Appropriate restrictions should apply

Dear Editor:

If the property beneath the Rio Grande Commons building is to be transferred from the entire Aspen community to a private entity, appropriate restrictions should be placed on this transfer to ensure that the property remains an ongoing benefit to our community.

Recent examples set by two local nonprofits suggest that entities given property can undergo a change in direction (or just start seeing dollar signs) such that they decide to change the underlying use of the property:

The Aspen Historical Society attempted to sell development rights by severing TDRs from the Wheeler Stallard Museum. My understanding is that this failed not because of the desire by the nonprofit, but rather because the original donor of the property placed restrictions on the land that ultimately prohibited such a sale.

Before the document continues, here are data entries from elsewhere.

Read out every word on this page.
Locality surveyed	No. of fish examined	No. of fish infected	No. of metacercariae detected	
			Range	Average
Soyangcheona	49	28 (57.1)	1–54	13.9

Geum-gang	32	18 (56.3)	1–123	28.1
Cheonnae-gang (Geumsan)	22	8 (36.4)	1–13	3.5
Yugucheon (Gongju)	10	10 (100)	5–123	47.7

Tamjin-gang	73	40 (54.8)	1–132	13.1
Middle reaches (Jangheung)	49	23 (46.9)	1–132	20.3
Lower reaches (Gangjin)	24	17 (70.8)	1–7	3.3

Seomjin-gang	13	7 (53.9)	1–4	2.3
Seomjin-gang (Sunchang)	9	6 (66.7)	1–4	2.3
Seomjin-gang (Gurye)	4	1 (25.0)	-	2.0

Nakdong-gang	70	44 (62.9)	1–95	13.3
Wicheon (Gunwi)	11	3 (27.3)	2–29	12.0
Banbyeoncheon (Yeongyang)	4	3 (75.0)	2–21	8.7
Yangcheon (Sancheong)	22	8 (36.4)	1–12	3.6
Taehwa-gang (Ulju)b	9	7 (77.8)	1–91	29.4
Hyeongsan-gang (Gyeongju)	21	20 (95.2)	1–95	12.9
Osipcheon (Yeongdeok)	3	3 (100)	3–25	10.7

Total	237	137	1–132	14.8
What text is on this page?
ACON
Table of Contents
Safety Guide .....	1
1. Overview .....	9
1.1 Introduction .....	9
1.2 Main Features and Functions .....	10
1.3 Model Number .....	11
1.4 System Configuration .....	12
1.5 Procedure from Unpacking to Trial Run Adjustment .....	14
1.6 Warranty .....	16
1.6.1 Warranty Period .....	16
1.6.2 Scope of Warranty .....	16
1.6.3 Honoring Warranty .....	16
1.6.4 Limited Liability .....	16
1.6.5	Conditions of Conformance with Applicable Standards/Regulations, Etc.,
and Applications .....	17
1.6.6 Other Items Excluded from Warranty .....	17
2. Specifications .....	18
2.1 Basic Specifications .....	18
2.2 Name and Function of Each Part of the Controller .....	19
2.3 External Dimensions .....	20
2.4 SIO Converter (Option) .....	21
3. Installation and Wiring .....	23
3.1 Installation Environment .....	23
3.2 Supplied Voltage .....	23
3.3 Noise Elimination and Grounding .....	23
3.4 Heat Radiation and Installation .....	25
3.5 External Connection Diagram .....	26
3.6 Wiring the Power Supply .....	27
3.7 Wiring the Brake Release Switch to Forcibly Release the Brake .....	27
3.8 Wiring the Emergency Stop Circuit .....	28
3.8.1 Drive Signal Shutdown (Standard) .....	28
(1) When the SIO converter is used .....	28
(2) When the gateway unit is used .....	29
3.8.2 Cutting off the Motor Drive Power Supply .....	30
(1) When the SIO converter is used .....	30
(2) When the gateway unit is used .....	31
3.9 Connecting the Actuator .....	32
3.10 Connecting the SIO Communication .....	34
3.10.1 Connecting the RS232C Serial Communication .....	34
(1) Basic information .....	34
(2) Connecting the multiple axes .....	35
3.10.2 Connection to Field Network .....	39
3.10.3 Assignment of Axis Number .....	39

The Silver Lining Ranch attempted to convert their property to single family use for the purpose of selling out to the highest taker. My understanding is that this failed not because of the desire by the nonprofit, but rather because local elected officials directed that the property use remain as a nonprofit.

Both of these nonprofits attempted to convert some of their real estate into cash. Both failed, not due to their own will but due to outside prohibitions.

At a minimum, the use of the property both now and for the long-term future should be formally documented (versus relying on non-binding verbal assurances) to prevent unintended uses of a piece of property currently owned by the entire Aspen community.

I believe the best way to maintain control over the property is to not put the outright sale of city property on the ballot and instead consider a long-term land lease at free-market rates. This could allow the AAM to build while protecting the city if the AAM later opts to alter their use of the property, such as charging an admission fee, subleasing or selling their property outright.